Il progetto EX arriva alla sua quinta edizione, mettendo in gioco sei artisti: Giovanni Blanco (1980), Jacopo Casadei (1982), Rudy Cremonini (1981), Domenico Grenci (1981), Enrico Minguzzi (1981) e Nicola Samorì (1977).
Come nelle precedenti mostre le accademie di Belle Arti di Bologna e di Ravenna collaborano riunendo artisti formati al loro interno, oggi riconosciuti a livello nazionale ed internazionale. Si ritrovano anche nel 2023, nella selezione a cura di Carmen Lorenzetti, per rappresentare esempi di successo che incoraggino studentesse e studenti ad intraprendere una carriera coerente con la propria formazione. Questo speciale incontro di talenti è altresì occasione per stimolare riflessioni sul significato della pratica pittorica degli ex allievi, accomunati dal punto di vista generazionale.
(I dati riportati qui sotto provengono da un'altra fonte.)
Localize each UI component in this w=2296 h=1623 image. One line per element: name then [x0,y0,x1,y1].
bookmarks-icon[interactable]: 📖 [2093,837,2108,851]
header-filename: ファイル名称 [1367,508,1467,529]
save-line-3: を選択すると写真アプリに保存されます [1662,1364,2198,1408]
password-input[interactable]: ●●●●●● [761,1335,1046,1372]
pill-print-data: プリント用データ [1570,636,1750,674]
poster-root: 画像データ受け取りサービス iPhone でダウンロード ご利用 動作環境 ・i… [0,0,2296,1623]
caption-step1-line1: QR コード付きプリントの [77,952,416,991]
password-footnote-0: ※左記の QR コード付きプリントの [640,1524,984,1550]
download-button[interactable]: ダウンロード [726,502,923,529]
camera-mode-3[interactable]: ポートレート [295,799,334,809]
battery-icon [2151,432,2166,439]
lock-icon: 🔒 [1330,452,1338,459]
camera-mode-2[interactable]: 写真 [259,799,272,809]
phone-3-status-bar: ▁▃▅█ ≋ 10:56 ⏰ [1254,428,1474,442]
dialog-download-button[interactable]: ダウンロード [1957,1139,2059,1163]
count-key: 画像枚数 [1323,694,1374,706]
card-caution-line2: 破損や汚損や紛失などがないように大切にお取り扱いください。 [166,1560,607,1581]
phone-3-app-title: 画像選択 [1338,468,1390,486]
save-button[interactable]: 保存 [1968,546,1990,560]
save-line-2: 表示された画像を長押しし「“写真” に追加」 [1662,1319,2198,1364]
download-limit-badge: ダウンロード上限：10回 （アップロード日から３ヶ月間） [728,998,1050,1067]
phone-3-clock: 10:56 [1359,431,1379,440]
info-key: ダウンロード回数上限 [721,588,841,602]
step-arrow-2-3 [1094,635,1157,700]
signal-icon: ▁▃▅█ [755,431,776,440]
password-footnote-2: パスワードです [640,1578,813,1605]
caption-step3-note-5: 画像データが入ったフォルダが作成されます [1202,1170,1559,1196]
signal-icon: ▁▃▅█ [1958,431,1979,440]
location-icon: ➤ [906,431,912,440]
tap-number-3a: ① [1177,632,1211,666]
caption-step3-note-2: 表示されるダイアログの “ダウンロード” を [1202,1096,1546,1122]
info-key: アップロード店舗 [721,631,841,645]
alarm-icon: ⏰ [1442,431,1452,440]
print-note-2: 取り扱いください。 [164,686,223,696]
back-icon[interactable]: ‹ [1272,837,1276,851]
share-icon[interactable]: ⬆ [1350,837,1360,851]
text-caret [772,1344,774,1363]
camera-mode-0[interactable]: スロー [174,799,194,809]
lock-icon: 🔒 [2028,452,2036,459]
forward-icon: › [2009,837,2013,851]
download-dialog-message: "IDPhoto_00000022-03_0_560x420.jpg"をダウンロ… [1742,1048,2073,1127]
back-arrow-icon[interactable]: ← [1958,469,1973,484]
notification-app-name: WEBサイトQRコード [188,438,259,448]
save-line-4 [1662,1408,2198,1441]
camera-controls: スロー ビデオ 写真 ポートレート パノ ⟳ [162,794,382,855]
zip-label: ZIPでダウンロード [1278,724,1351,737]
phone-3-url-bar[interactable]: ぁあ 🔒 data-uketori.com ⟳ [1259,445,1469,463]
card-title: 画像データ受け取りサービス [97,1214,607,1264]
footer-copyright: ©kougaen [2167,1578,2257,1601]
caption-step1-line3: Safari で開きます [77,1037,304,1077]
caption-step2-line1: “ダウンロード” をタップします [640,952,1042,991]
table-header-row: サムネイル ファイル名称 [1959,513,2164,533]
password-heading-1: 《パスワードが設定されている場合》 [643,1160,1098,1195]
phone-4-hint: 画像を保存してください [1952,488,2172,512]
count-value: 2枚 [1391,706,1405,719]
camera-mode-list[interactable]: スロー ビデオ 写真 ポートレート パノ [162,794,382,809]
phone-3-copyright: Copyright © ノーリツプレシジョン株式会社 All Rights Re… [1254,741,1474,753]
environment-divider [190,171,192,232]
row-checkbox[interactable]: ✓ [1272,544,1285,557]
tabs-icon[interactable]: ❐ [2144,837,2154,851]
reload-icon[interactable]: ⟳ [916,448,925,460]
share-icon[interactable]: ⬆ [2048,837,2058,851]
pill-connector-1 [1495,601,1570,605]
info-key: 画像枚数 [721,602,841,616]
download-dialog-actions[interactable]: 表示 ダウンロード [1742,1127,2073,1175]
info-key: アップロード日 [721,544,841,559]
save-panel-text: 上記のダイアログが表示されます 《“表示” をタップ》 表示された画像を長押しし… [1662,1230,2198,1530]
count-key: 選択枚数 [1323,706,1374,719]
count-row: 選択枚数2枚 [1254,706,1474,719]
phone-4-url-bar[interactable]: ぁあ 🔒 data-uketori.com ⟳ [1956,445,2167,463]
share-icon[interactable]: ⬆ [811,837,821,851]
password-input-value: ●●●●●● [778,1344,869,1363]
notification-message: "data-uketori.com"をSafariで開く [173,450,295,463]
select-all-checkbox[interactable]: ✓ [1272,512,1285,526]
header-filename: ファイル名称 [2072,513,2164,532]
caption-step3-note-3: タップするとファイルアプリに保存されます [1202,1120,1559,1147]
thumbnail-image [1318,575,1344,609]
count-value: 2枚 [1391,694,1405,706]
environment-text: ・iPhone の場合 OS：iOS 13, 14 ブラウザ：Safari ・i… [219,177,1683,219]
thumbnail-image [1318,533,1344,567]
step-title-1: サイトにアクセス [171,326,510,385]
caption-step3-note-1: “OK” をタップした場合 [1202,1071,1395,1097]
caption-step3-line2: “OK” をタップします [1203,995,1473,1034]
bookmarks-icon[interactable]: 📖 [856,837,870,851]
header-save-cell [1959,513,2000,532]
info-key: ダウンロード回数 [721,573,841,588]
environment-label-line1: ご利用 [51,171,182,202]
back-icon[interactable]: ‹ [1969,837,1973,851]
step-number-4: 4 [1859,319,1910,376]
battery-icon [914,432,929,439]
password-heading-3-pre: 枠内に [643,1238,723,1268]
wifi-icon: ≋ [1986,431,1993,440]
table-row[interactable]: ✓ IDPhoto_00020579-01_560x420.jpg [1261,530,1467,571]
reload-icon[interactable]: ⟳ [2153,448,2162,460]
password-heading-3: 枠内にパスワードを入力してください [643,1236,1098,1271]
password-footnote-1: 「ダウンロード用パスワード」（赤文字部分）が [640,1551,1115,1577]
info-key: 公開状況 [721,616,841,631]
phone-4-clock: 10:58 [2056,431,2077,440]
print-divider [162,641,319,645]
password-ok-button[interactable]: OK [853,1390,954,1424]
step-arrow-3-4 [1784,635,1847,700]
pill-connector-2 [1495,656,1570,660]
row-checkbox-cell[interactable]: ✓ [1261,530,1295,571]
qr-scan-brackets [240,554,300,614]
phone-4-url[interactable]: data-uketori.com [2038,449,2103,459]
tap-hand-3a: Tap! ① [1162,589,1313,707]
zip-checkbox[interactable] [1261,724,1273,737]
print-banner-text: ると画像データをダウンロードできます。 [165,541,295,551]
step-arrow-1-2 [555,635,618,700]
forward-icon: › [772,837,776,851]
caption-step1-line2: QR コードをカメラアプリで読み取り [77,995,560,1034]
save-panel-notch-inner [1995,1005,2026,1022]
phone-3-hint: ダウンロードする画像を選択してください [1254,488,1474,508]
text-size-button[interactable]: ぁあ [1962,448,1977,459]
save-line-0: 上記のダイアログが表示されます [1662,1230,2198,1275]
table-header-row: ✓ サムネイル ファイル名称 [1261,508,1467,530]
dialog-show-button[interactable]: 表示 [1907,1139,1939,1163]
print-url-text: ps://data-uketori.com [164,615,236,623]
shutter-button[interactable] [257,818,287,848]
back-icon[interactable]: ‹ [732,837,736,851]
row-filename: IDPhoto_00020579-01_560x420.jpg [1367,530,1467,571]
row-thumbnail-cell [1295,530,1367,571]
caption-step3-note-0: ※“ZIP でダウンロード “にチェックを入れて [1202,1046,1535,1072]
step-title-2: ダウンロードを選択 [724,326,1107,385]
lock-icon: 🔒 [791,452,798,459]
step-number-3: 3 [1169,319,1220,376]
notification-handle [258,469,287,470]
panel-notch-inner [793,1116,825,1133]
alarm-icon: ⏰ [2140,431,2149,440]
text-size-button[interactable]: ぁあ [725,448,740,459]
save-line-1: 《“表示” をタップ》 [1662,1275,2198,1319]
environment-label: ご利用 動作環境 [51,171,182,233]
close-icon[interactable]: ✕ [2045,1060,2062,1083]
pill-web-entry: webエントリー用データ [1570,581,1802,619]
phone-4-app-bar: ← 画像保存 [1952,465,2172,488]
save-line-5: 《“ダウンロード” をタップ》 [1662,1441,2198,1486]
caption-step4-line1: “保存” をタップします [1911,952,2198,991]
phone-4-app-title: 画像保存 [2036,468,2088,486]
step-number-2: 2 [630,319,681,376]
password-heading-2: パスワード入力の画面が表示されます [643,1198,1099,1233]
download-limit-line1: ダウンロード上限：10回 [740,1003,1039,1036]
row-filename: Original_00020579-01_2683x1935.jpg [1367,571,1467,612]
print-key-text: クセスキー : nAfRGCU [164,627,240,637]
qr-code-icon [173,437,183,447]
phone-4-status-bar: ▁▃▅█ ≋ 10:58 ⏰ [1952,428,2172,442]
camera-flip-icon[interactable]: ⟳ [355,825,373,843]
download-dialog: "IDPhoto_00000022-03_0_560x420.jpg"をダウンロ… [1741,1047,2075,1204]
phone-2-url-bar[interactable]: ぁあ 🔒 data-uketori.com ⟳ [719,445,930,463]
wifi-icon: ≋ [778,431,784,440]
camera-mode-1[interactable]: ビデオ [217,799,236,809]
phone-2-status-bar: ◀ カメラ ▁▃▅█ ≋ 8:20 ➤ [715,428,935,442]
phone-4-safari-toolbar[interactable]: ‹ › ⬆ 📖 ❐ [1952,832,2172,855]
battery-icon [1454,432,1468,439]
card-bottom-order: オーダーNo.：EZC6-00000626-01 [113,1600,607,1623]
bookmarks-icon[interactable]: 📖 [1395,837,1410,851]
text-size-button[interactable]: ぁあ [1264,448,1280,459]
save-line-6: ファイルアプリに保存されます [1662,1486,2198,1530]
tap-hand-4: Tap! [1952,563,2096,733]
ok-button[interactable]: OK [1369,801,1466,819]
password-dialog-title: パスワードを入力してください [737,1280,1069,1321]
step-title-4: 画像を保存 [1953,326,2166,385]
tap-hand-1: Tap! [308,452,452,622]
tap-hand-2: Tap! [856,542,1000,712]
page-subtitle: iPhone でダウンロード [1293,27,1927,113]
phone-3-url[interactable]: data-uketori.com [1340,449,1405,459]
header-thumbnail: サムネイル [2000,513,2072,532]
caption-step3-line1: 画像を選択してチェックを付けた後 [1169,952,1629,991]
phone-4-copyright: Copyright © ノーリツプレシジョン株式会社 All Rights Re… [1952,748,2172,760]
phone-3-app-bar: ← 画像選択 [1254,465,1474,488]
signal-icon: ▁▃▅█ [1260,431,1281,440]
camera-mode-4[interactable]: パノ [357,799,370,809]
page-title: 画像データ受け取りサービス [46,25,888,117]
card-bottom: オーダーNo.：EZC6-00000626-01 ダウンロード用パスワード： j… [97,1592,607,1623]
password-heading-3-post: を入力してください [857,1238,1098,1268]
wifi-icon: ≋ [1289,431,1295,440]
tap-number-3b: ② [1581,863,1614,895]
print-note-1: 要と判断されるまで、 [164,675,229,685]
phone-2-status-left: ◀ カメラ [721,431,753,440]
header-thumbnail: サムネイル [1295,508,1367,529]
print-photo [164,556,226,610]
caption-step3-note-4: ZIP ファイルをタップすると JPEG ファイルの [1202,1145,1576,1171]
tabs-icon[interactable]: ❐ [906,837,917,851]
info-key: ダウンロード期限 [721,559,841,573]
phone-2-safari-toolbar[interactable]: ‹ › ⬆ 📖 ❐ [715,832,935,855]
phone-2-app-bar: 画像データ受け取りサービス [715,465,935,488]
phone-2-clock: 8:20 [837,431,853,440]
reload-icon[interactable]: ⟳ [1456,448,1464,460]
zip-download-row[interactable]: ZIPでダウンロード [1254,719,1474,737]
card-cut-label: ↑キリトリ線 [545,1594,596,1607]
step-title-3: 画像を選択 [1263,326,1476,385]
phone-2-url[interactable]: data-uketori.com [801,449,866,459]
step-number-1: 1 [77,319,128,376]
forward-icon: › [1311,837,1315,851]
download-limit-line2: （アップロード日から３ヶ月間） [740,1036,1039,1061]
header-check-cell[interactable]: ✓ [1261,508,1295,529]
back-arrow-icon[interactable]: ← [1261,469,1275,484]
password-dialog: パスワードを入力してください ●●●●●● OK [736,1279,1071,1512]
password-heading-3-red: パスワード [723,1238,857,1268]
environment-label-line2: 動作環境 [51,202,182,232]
Ciascun artista di EX5 ha costruito una cifra stilistica, nel rapporto con la tradizione o con un modello, con un diverso modo di far apparire un soggetto mediante il colore, sul senso della figurazione nell’arte contemporanea.
Dentro il Salone degli Incamminati, così chiamato grazie al trio carraccesco, metaforicamente mi incammino in compagnia di Domenico Grenci, che rispondendo ad alcune domande riesce a darmi delle indicazioni per fruire al meglio il suo lavoro e la mostra collettiva.
Domenico, che effetto fa ritrovarsi dopo qualche anno ancora qui, ma in un’altra veste, quella di un artista che ha accumulato diversi successi?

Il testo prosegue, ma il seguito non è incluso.